Аморизада Глебовна и промолчавший доступный моему вниманию кусок вечера Лева послушно поднимаются и уползают в логово зализывать душевные раны. Долька идет в туалет блевать, потом мы пьем чай с блинами. На этот раз у них есть ротик.
— Долька, сейчас одиннадцать. Ты когда завтра родилась?
— В два часа ночи.
— Поехали в аэропорт за подарком? Как раз к двум доберемся.
— Поехали!
Срываемся, скатываемся по лестнице, начхав на лифт, машина у подъезда, мчимся, добрались, стоим у нужной ячейки, ждем двух.
— Долька отвернись!

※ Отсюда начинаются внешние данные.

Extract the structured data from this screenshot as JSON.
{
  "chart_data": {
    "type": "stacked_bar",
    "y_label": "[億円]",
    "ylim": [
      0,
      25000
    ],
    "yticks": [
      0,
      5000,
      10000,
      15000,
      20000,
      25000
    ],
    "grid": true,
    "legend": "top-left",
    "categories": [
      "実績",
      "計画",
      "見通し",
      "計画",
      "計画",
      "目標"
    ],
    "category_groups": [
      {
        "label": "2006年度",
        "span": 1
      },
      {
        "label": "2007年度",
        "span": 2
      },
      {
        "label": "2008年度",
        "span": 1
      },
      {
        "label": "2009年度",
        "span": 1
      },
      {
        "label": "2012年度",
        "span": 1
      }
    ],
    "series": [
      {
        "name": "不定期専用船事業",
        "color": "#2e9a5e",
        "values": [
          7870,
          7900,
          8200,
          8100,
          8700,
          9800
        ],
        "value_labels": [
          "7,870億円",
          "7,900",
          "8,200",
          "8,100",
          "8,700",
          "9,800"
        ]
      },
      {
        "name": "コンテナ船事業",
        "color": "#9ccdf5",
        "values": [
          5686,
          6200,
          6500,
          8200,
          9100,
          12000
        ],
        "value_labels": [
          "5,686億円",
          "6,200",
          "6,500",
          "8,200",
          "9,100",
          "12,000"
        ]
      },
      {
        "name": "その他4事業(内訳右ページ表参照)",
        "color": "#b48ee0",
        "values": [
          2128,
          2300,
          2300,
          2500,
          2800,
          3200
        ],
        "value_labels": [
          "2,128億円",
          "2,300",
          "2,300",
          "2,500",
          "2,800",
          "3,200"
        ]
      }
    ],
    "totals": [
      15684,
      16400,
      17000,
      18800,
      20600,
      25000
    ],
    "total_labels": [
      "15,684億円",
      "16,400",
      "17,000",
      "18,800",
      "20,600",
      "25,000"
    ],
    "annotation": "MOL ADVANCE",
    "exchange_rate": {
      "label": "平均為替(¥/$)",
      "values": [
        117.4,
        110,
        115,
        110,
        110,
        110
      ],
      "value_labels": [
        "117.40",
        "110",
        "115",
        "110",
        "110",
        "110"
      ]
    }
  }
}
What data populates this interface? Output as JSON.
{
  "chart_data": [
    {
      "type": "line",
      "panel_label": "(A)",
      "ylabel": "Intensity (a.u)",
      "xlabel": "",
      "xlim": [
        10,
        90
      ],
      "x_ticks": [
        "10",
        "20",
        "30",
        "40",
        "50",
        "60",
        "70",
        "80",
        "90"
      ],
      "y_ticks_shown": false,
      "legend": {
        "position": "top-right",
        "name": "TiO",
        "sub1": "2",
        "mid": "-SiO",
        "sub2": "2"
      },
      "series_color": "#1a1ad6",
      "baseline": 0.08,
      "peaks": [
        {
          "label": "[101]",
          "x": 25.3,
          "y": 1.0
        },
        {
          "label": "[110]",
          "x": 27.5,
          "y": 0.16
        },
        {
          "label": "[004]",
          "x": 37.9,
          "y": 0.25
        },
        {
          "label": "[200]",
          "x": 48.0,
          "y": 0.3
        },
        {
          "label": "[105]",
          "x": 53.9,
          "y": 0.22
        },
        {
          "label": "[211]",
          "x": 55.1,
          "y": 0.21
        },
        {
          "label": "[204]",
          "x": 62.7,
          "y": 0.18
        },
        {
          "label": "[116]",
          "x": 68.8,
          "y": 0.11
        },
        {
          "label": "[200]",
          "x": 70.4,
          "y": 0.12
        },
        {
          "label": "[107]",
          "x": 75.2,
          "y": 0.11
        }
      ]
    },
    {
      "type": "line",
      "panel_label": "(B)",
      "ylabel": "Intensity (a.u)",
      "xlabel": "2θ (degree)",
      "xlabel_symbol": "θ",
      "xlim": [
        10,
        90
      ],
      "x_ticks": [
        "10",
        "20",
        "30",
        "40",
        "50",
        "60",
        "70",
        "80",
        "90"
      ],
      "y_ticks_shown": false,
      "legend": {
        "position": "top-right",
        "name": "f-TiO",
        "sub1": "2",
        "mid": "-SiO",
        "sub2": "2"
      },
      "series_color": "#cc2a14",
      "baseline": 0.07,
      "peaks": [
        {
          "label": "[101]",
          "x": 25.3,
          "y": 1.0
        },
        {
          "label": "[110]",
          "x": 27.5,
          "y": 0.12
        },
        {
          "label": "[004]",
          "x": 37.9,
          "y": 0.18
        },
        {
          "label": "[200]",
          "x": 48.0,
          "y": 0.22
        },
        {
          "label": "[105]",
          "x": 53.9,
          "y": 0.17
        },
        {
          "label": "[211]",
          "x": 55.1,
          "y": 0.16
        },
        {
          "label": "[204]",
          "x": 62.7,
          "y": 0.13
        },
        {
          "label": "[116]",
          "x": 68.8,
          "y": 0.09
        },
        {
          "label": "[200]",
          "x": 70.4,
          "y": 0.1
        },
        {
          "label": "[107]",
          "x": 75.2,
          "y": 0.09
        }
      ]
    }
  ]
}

Повернись! — командую я.
Долька крутится, счастливо смеется и прижимает к себе здоровенную, мягкую, кремовую зверищу несуществующей разновидности.
— Кто это?!
— Геничка сказал, зовут его Титус. А порода? Сама видишь — мутант. Помесь мыши, медведя панды и кофе с молоком.
— И тебя. Спасибо.
46
Лежу и сплю, как уродка, а уже день давно, а у меня вагон дел… Солнышко царапает веки, скребется, просит впустить. Открываю глаз, второй, рот, зову:
— Долька! Ты дома?
— Дома!
— А где дома?
— На кухне дома!
— Что меня не будишь?
— Спи давай, хоть здесь отдохнешь! В вашем Малом Сургуче на тебе, видно, рельсы возят, худая стала и черная. Как бегемот после сафари!
— Не ври! Я ужасно красивая!
Съезжаю с кровати, плетусь на кухню. На паркете сидит Долька, азартно, прядь за прядью, отрезает роскошные кудри большими портновскими ножницами. Рыжая куча на полу подрастает, шевелится недовольно от резких долькиных движений.
— Они что, покусали тебя ночью?
— Выпадают. Лезу, как облученная кошка. Чиститься надоело, — объясняет она. — Я парик купила, такой же рыжий. Показать?
Долли встает. Обрезки волос ссыпаются с плеч. Через южное окно в спину ей светит апрельское солнце. Сейчас она еще больше похожа на одуванчик. Только на облетевший, и с ушками.
47
Вечер кончается,весна догорает.Боженька спускается,меня обнимает:
«Что, устала, доченька,по земле плестися?Хочешь этой ноченькойко мне вознестися?
Не грусти, красавица,завтра быть лету…»Утро начинается,а меня уж нету.